While members do not get paid, it takes a great deal of funding to provide training and to purchase and maintain equipment.
The rescue squad’s biggest financial source is its annual campaign, in which letters are sent to residents seeking donations. It is also funded in part by the county and state grants.
In some areas of the country where there are similar rescue squads, Jankofsky noted, there are surcharges for services. “The way ours is set up, it is completely volunteer. We don’t charge for services.”
Jankofsky said he has always loved spending time outdoors, hunting and fishing. “That’s what drew me to get involved,” along with a desire to serve the community. “It’s a good feeling to help fill that need.”
Why has he stayed aboard? “The camaraderie is what stands out to me.” There is much teamwork involved in everything from training to engaging in missions.
Northern Minnesota’s many forests, lakes and waterways make for many places where locals and visitors, alike, can get turned around, stranded — or worse.
Lately, “we have had a lot of lost hikers and drownings and water fatalities,” Jankofsky said.
One of the largest search and rescue missions recently completed was for a 21-year-old canoeist, visiting from the Twin Cities, who ended up drowning in Sand Lake in Britt in mid-August. The SLCRS, along with the SLC Sheriff’s Office and mutual-aid partners, spent four days working on the effort, with more than 40 personnel and three SAR dogs involved.
The search and recovery included more than 75 separate drone, sonar, visual and canine “sorties” — “logging over 400 lineal miles of track,” according to a post on the squad’s Facebook page.
The post on Aug.16, which also sought prayers for the young man’s family, acknowledged the “rehab” that yet needed to be accomplished.
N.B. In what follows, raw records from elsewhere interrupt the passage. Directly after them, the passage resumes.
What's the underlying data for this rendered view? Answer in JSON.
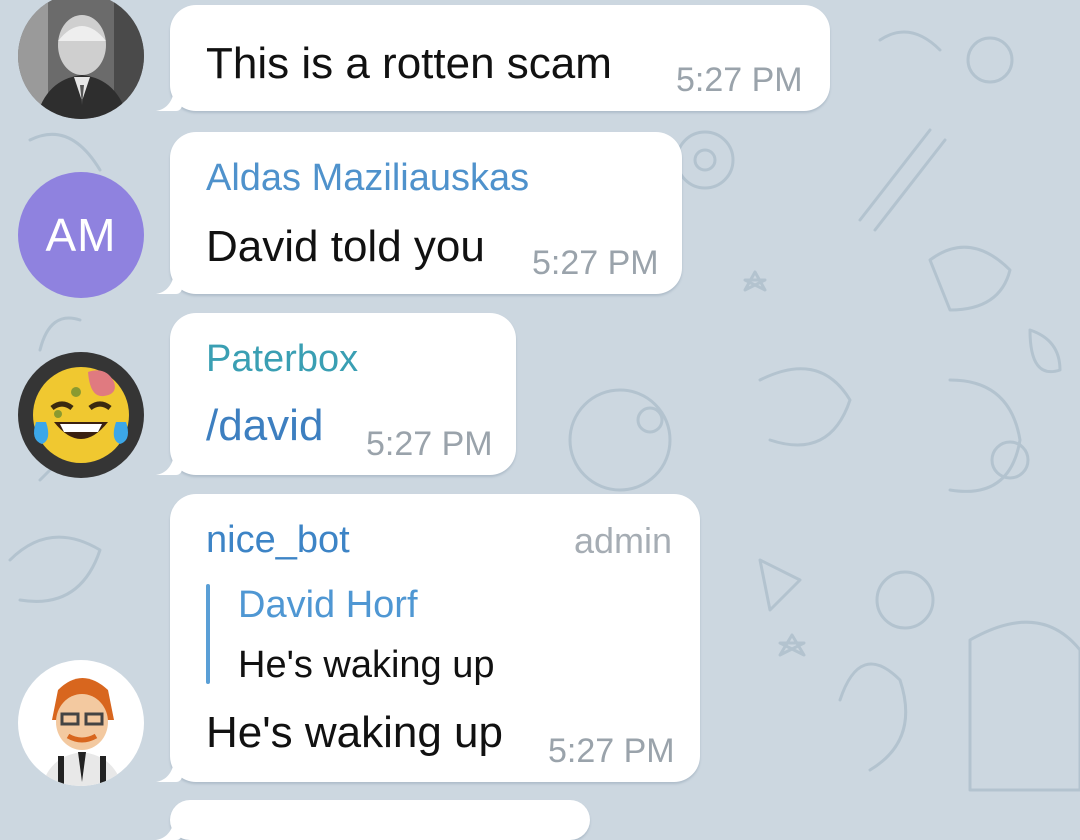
{
  "colors": {
    "background": "#ccd7e0",
    "bubble": "#ffffff",
    "sender_aldas": "#4f92cc",
    "sender_paterbox": "#3a9fb3",
    "sender_nice_bot": "#3d84c6",
    "reply_accent": "#5a9fd6",
    "timestamp": "#9aa3ab",
    "initials_avatar": "#8f82df"
  },
  "messages": [
    {
      "avatar_icon": "elderly-man-photo-icon",
      "text": "This is a rotten scam",
      "time": "5:27 PM"
    },
    {
      "sender": "Aldas Maziliauskas",
      "avatar_initials": "AM",
      "text": "David told you",
      "time": "5:27 PM"
    },
    {
      "sender": "Paterbox",
      "avatar_icon": "zombie-laughing-emoji-icon",
      "text": "/david",
      "time": "5:27 PM"
    },
    {
      "sender": "nice_bot",
      "role_badge": "admin",
      "reply": {
        "name": "David Horf",
        "text": "He's waking up"
      },
      "avatar_icon": "cartoon-character-icon",
      "text": "He's waking up",
      "time": "5:27 PM"
    }
  ]
}
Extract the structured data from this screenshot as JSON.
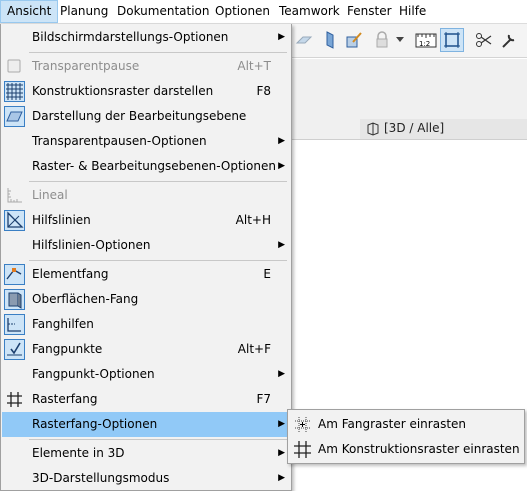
{
  "menubar": {
    "items": [
      "Ansicht",
      "Planung",
      "Dokumentation",
      "Optionen",
      "Teamwork",
      "Fenster",
      "Hilfe"
    ]
  },
  "view_tab": {
    "label": "[3D / Alle]"
  },
  "menu": {
    "items": [
      {
        "label": "Bildschirmdarstellungs-Optionen",
        "shortcut": "",
        "submenu": true
      },
      {
        "label": "Transparentpause",
        "shortcut": "Alt+T",
        "disabled": true
      },
      {
        "label": "Konstruktionsraster darstellen",
        "shortcut": "F8"
      },
      {
        "label": "Darstellung der Bearbeitungsebene",
        "shortcut": ""
      },
      {
        "label": "Transparentpausen-Optionen",
        "submenu": true
      },
      {
        "label": "Raster- & Bearbeitungsebenen-Optionen",
        "submenu": true
      },
      {
        "label": "Lineal",
        "disabled": true
      },
      {
        "label": "Hilfslinien",
        "shortcut": "Alt+H"
      },
      {
        "label": "Hilfslinien-Optionen",
        "submenu": true
      },
      {
        "label": "Elementfang",
        "shortcut": "E"
      },
      {
        "label": "Oberflächen-Fang",
        "shortcut": ""
      },
      {
        "label": "Fanghilfen",
        "shortcut": ""
      },
      {
        "label": "Fangpunkte",
        "shortcut": "Alt+F"
      },
      {
        "label": "Fangpunkt-Optionen",
        "submenu": true
      },
      {
        "label": "Rasterfang",
        "shortcut": "F7"
      },
      {
        "label": "Rasterfang-Optionen",
        "submenu": true,
        "highlighted": true
      },
      {
        "label": "Elemente in 3D",
        "submenu": true
      },
      {
        "label": "3D-Darstellungsmodus",
        "submenu": true
      }
    ]
  },
  "submenu": {
    "items": [
      {
        "label": "Am Fangraster einrasten"
      },
      {
        "label": "Am Konstruktionsraster einrasten"
      }
    ]
  },
  "colors": {
    "highlight": "#91c9f7",
    "menu_bg": "#f2f2f2",
    "disabled_text": "#8d8d8d",
    "icon_blue": "#3a7fc4"
  }
}
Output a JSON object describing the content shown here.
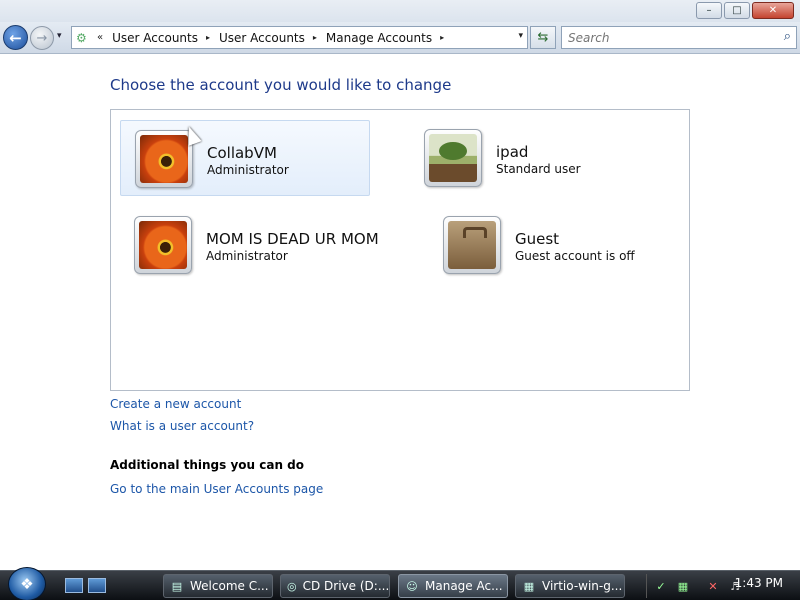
{
  "window": {
    "minimize_glyph": "–",
    "maximize_glyph": "□",
    "close_glyph": "✕"
  },
  "nav": {
    "back_glyph": "←",
    "forward_glyph": "→",
    "history_glyph": "▾",
    "overflow": "«",
    "breadcrumbs": [
      "User Accounts",
      "User Accounts",
      "Manage Accounts"
    ],
    "separator": "▸",
    "dropdown_glyph": "▾",
    "refresh_glyph": "⇆",
    "search_placeholder": "Search",
    "search_glyph": "⌕"
  },
  "main": {
    "heading": "Choose the account you would like to change",
    "accounts": [
      {
        "name": "CollabVM",
        "type": "Administrator",
        "picture": "flower-picture",
        "selected": true
      },
      {
        "name": "ipad",
        "type": "Standard user",
        "picture": "bonsai-picture",
        "selected": false
      },
      {
        "name": "MOM IS DEAD UR MOM",
        "type": "Administrator",
        "picture": "flower-picture",
        "selected": false
      },
      {
        "name": "Guest",
        "type": "Guest account is off",
        "picture": "suitcase-picture",
        "selected": false
      }
    ],
    "links": {
      "create_account": "Create a new account",
      "what_is": "What is a user account?"
    },
    "additional": {
      "title": "Additional things you can do",
      "main_page_link": "Go to the main User Accounts page"
    }
  },
  "taskbar": {
    "start_glyph": "❖",
    "buttons": [
      {
        "label": "Welcome C...",
        "icon": "document-icon",
        "glyph": "▤",
        "active": false
      },
      {
        "label": "CD Drive (D:...",
        "icon": "cd-drive-icon",
        "glyph": "◎",
        "active": false
      },
      {
        "label": "Manage Ac...",
        "icon": "users-icon",
        "glyph": "☺",
        "active": true
      },
      {
        "label": "Virtio-win-g...",
        "icon": "folder-icon",
        "glyph": "▦",
        "active": false
      }
    ],
    "clock": "1:43 PM"
  },
  "colors": {
    "link": "#1c56a8",
    "heading": "#1e3a8a",
    "selection": "#e3eefb"
  }
}
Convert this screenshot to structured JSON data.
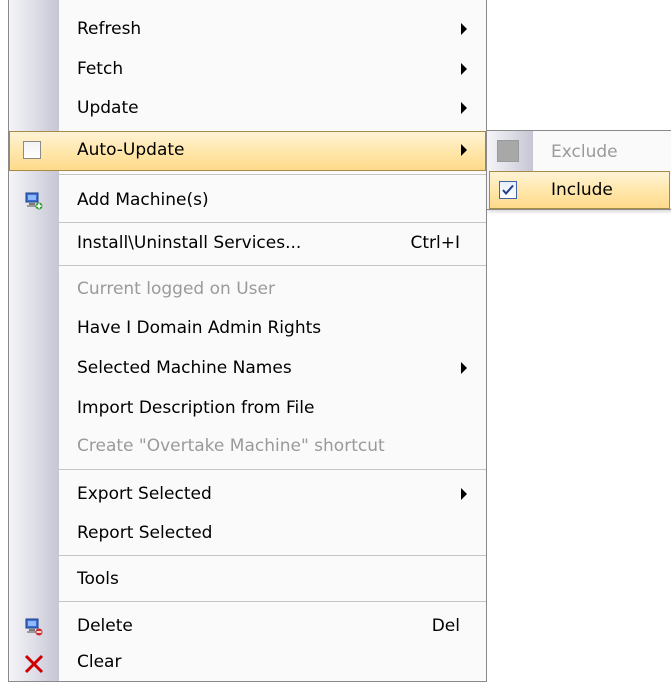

“Dinged-up props and skegs must be repaired, and trucks, boats and equipment cleaned and serviced. Hot-washes and After Action Reviews will be carried out to take advantage of the learning and improvement opportunities that presented themselves on this search.
“Finally,” it continues, “there is the human element ... the sights, sounds, smells, and other sensory input that each member needs to process, make sense out of, and put to peaceful rest. That takes the longest.”
The Sand Lake incident was one of three water fatalities the squad assisted with in 48 hours. It came in the wake of six searches — three of them for children — along with several vehicle crashes, ATV accidents, water emergencies, and a rope rescue.
“Getting someone out of a tough situation” is a highlight of the work, Jankofsky said. “But you know the end result might be that someone is no longer with us. You have to deal with that.”
Recovering someone’s loved one “to bring closure to a family is an important thing, too,” he said.
The Aug. 16 post thanks the public for its support of the SLCRS.
“Besides the financial support you give us through our annual fundraiser, your prayers, kind words, friendly waves from the shoreline, likes on our ‘Photos O' The Day’ all make a huge difference,” it reads.
“Then there's the generosity you showed in our base camp,” during the Sand Lake sortie. “We have enough baked goods to feed the entire squad for a fortnight. A crockpot of roast beef appeared, a selection of smoked meats, two urns of Rocket Fuel coffee. One restaurant provided lunch and dinner and we never saw a bill. ‘Blown away’ is a timeworn cliché, but your support is truly overwhelming.”
There are other ways the community can assist, the post continues.
While squad members are dedicated to the volunteer job — and will never stop training for rescue efforts — the absence of having to perform missions would be even better, for everyone.
“You can help by wearing your life jacket, buckling up in your car, leaving an itinerary and a panic-button time with loved ones when you hit the woods, saving the alcohol for back at the cabin when the day is done. Plan for what might happen instead of believing it won’t.”